E se per i giovani diventa sempre più difficile staccarsi da casa, figuriamoci mettere su famiglia. I dati parlano chiaro. Il tasso di natalità (1,34% nel 2005) è uno dei più bassi d’Europa. I pochi che lasciano la casa dei genitori hanno a malapena di che vivere e non possono fare tutto ciò che vorrebbero. «Se voglio andare in vacanza, per risparmiare vado con la famiglia o al mare» conferma David Garrido, 28 anni.

Una laurea a tutti e il problema peggiora

Il discorso è semplice: in Spagna i giovani qualificati sono più numerosi dei posti di lavoro disponibili. Anche qui, come nel resto d’Europa, dopo la guerra si è registrata un'esplosione demografica che è durata fino alla fine degli anni Settanta, una decina d’anni in più rispetto agli altri stati.

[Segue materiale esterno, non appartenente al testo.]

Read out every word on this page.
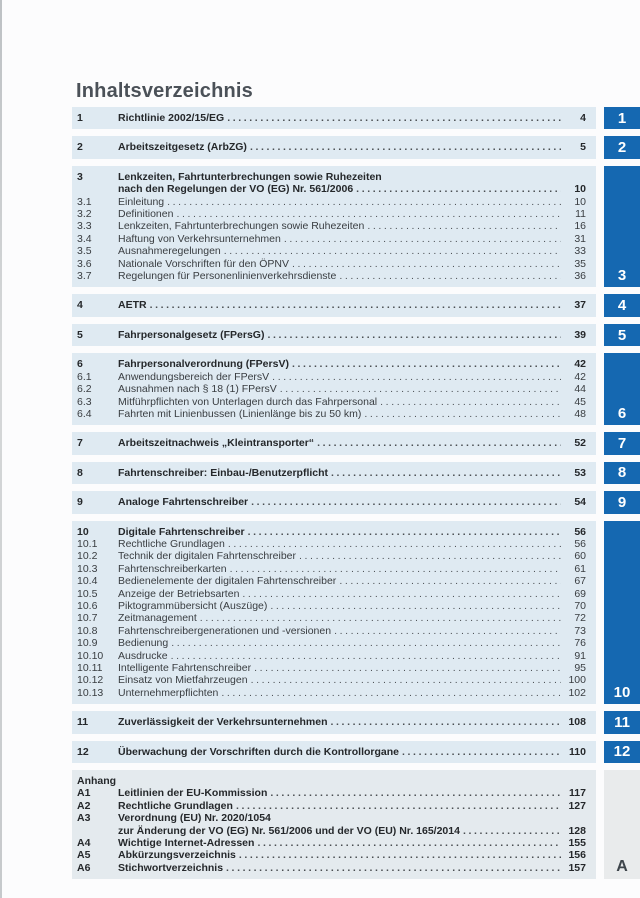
Inhaltsverzeichnis
1	Richtlinie 2002/15/EG .....	4
2	Arbeitszeitgesetz (ArbZG) .....	5
3	Lenkzeiten, Fahrtunterbrechungen sowie Ruhezeiten
nach den Regelungen der VO (EG) Nr. 561/2006 .....	10
3.1	Einleitung .....	10
3.2	Definitionen .....	11
3.3	Lenkzeiten, Fahrtunterbrechungen sowie Ruhezeiten .....	16
3.4	Haftung von Verkehrsunternehmen .....	31
3.5	Ausnahmeregelungen .....	33
3.6	Nationale Vorschriften für den ÖPNV .....	35
3.7	Regelungen für Personenlinienverkehrsdienste .....	36
4	AETR .....	37
5	Fahrpersonalgesetz (FPersG) .....	39
6	Fahrpersonalverordnung (FPersV) .....	42
6.1	Anwendungsbereich der FPersV .....	42
6.2	Ausnahmen nach § 18 (1) FPersV .....	44
6.3	Mitführpflichten von Unterlagen durch das Fahrpersonal .....	45
6.4	Fahrten mit Linienbussen (Linienlänge bis zu 50 km) .....	48
7	Arbeitszeitnachweis „Kleintransporter“ .....	52
8	Fahrtenschreiber: Einbau-/Benutzerpflicht .....	53
9	Analoge Fahrtenschreiber .....	54
10	Digitale Fahrtenschreiber .....	56
10.1	Rechtliche Grundlagen .....	56
10.2	Technik der digitalen Fahrtenschreiber .....	60
10.3	Fahrtenschreiberkarten .....	61
10.4	Bedienelemente der digitalen Fahrtenschreiber .....	67
10.5	Anzeige der Betriebsarten .....	69
10.6	Piktogrammübersicht (Auszüge) .....	70
10.7	Zeitmanagement .....	72
10.8	Fahrtenschreibergenerationen und -versionen .....	73
10.9	Bedienung .....	76
10.10	Ausdrucke .....	91
10.11	Intelligente Fahrtenschreiber .....	95
10.12	Einsatz von Mietfahrzeugen .....	100
10.13	Unternehmerpflichten .....	102
11	Zuverlässigkeit der Verkehrsunternehmen .....	108
12	Überwachung der Vorschriften durch die Kontrollorgane .....	110
Anhang
A1	Leitlinien der EU-Kommission .....	117
A2	Rechtliche Grundlagen .....	127
A3	Verordnung (EU) Nr. 2020/1054
zur Änderung der VO (EG) Nr. 561/2006 und der VO (EU) Nr. 165/2014 .....	128
A4	Wichtige Internet-Adressen .....	155
A5	Abkürzungsverzeichnis .....	156
A6	Stichwortverzeichnis .....	157
1
2
3
4
5
6
7
8
9
10
11
12
A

La Spagna aveva allora uno dei tassi di alfabetizzazione più bassi d’Europa (l’8,5% della popolazione nel 1970). Quando il governo iniziò a stanziare fondi per combattere l’analfabetismo, l'istruzione divenne una questione più di quantità, che di qualità. La Spagna ha un numero di universitari pari a quello della Germania (circa 1,4 milioni) nonostante la popolazione spagnola sia la metà di quella tedesca (45 milioni in Spagna e circa 82 in Germania). «Negli anni Ottanta e Novanta, visto l’alto tasso di disoccupazione, le famiglie “parcheggiavano” i loro ragazzi all'Università» ricorda il professore Juan J. Dolado, della facoltà di Economia dell’Università Carlos III di Madrid.

«Un mercato del lavoro chiuso ed esclusivista»

Nel frattempo, mentre giovani con menti non proprio accademiche e sempre meno motivati si iscrivevano all’università, il sistema di formazione professionale appariva di anno in anno più debole in confronto a quello di altri paesi europei, come la Germania. Ma oggi, secondo Augustín Fleta González, docente all’Università di Siviglia, la situazione sta a poco a poco cambiando. «Il Governo – spiega – vorrebbe limitare l’accesso all’università per migliorarne la qualità a discapito della quantità. Una scelta che non condivido. Preferirei avere una popolazione con un livello culturale elevato, che sappia essere più critica e matura. La chiave di tutto sta nel fornire una maggiore formazione professionale.»

Il problema, dunque, non sono solo gli stipendi bassi, ma anche la facilità con cui i contratti temporanei vengono scissi, le liquidazioni sempre più inconsistenti e il fatto che su 100 contratti firmati ogni giorno, solo 12 o 13 sono a tempo indeterminato. Tutto ciò è demotivante: la gente si chiede perché dovrebbe lavorare sodo a queste condizioni. Per il professore Dolado questa è una delle cause principali della scarsa produttività della Spagna. Il giornalista televisivo Juan Salvador conferma, amareggiato: «La politica delle aziende è quella di guadagnare il più possibile sfruttando i lavoratori, invece di formare una forza lavoro fidata che contribuisca alla loro crescita». «Il mondo del lavoro è molto chiuso ed esclusivista» aggiunge il professore Fleta González. «Se davvero le cose stanno cambiando, stanno cambiando molto, ma molto lentamente.»

Un mercato saturo

In generale si pensa che i “milleuristi” pretendono troppo, anche se non per colpa loro. «Molte facoltà, come quella di giurisprudenza, straboccano di studenti. Il mercato è saturo» afferma Dolado. Per il professore «ci si dovrebbe specializzare sulle materie più richieste, come informatica, comunicazione e lingue straniere. La Spagna, per esempio, è uno dei paesi europei dove le lingue estere sono meno studiate». D’altra parte il tasso di disoccupazione giovanile è sceso molto rispetto agli anni Novanta (dal 40% al 14%). «Dovremmo sviluppare politiche diverse e una maggiore consapevolezza di ciò che è il lavoro, lo stipendio ed il sacrificio» afferma David Garrido. «Chi più chi meno, siamo tutti responsabili di questa situazione.»

Due anni dopo la nascita del termine mileurista, il giornalista Salvador continua a essere ottimista e vorrebbe presto avviare un'azienda. Il collega Guerrero potrebbe tentare la fortuna altrove, visto che all'estero ha molti amici che se la passano meglio di lui, ma non vuole neanche considerare questa ipotesi. Non vuole partire perché il problema, secondo lui, «va risolto non aggirato».